Wie das Kind, das sein Gesicht mit den Händen verbirgt und dann meint, weil es selbst nichts sieht, werde es auch von allen andern nicht mehr gesehen, stellte der Fussballstar die erlebte Wirklichkeit einfach beiseite, um sich der gewünschten Wirklichkeit hinzugeben. Und als er nach dem Spiel gefragt wurde, ob er denn nicht selbst gesehen habe, wie deutlich der Ball danebengegangen war, log er, ohne rot zu werden. Seine Aussage, er habe nicht genau gesehen, ob der Ball rein sei oder nicht, stand in krassem Widerspruch zu seiner Körpersprache unmittelbar nach dem Kopfball. Er log wie das Kind, dessen Mund und Hände von Kirschensaft rot eingefärbt sind und das behauptet, es habe keine Kirschen gestohlen.

Genau wie Stefan Kiessling haben wir als Kinder jeweils behauptet, dieser oder jener Schuss sei rein, selbst wenn wir genau wussten, dass es nicht stimmte. Dahinter stand nie eine böse Absicht, sondern immer nur der kindliche Glaube, die Realität sei verhandelbar.

Eine weitere Szene, die mich vor wenigen Tagen an die eigene Kindheit erinnerte, spielte sich beim Spiel von Bayern München gegen Mainz 05 ab. Die Bayern erhielten einen Penalty zugesprochen. Arien Robben nahm den Ball an sich, um den Strafstoss auszuführen. Da sah er, dass auch sein Mitspieler Thomas Müller den Penalty treten wollte. Eine Weile stritten die beiden Kollegen darum, wer nun schiessen darf. Dann entschied der Cheftrainer mit einem Handzeichen von der Seitenlinie, Müller sei der Schütze. Robben, der das Leder noch in den Händen hielt, schmollte erst wie ein Schulbube und warf dann den Ball voller Trotz und Ärger auf den Rasen.

Die geschilderten Spielsituationen zeigen auf, dass erwachsene Menschen zu Kindern regredieren, sobald sie Fussball spielen.
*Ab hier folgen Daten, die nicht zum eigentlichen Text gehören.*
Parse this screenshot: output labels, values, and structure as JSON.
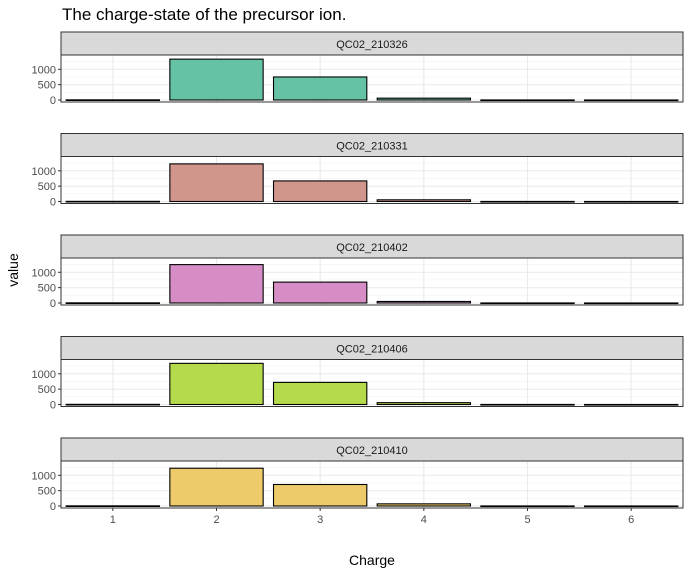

Im Fall des Phantomtors von Stefan Kiessling wurden wieder Stimmen laut, es brauche unbedingt eine elektronische Toranzeige, um solche Szenen künftig zu verhindern. Doch solche Forderungen verkennen die Natur des Spiels. Der Fussballsport ist nur deswegen auf der ganzen Welt beliebt, weil er uns jeweils für neunzig Minuten die Kindheit zurückbringt. Alle Beteiligten, egal ob auf dem Rasen oder auf den Rängen, fühlen sich während eines Fussballspiels zurückversetzt in eine Zeit, in der das Leben ähnlich unkompliziert war wie ein Kick unter Kindern. Das ist der Peter-Pan-Effekt des Fussballs.

Pedro Lenz ist Schriftsteller und lebt in Olten. In seiner Kindheit dienten beim Fussball 
am Boden liegende Schulsäcke als 
supponierte Torpfosten, sodass die meisten Goals Interpretationssache waren.